Thorsten Rodolphe : Nous n'avons pas changé notre position en matière de développement durable, ni nos principes entrepreneuriaux ou notre énoncé de mission, surtout pas notre concentration sur l'authenticité. Nos services sont réels et nos équipes agissent de manière pratique, terre-à-terre et absolument pas d'avatars ! — Bien sûr, nous travaillons dans des conditions mondialisées, la mobilité va « e » comme les trajets électriques et respectueux de l'environnement adjacents (les navettes fonctionnent à l'électricité), et la numérisation aide beaucoup sur les solutions personnalisées pour les fournisseurs, pour Internet et le télétravail. En fait, l'Internet rapide est crucial, en particulier dans les zones rurales.

  •  e-TN : Qu'en est-il de l'impact de la guerre d'Ukraine et de ses conséquences sur le tourisme dans les hautes terres de la Forêt-Noire, en termes de réfugiés, d'emploi et d'intégration ?

Thorsten Rodolphe : Il n'y a pas d'afflux majeur de réfugiés en provenance d'Ukraine et les touristes russes manquent à l'appel.
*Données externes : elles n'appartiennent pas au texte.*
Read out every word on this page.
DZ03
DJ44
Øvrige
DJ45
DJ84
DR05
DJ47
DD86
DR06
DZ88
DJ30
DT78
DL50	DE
Mais nous avons de plus en plus besoin de travailleurs qualifiés de l'étranger, comme la Suisse, l'Autriche, la France et pourquoi pas l'Europe de l'Est ? — D'Ukraine, bien sûr ! 

  • e-TN : Avez-vous pris conscience d'un changement de priorités voire de mentalité vis-à-vis des voyageurs dans la planification et la réalisation de leur voyage ?

Thorsten Rodolphe : Oui, il y a des effets dus à des contraintes perçues et factuelles : Il y a un certain laisser-aller, des vertus comme la responsabilité et le sérieux semblent s'estomper – au détriment de la qualité du service et avec un impact sur la sécurité et la propreté publique ! Ainsi, nous avons mis ce qu'on appelle les "journées de nettoyage" à l'ordre du jour du marketing et de la promotion du tourisme interne. Bien sûr, l'humilité dont la plupart des voyageurs avaient l'habitude de faire preuve me manque, qui a disparu ! Les gens sont devenus moins patients et plus irrités, voire prétentieux.

  • e-TN : Avez-vous pris des mesures contre le « surtourisme » ou vers des méthodes raffinées de ciblage des visiteurs, par exemple ?

Thorsten Rodolphe : Le surtourisme ici est généralement limité aux visiteurs d'un jour, le tourisme de nuit n'est pas concerné. Les visiteurs d'un jour sont des voyageurs de passage. Conjointement avec les récréateurs locaux, ils constituent une sorte de tourisme de masse que nous n'aimons pas. L'idée d'exiger un droit d'entrée semble tentante tant les visiteurs profitent à la fois des infrastructures et du patrimoine naturel. Il y a des exemples à Venise et aux États-Unis. De plus, nous allons intensifier nos efforts pour cibler les types de visiteurs que nous voulons vraiment accueillir, au lieu de diffuser des messages globaux.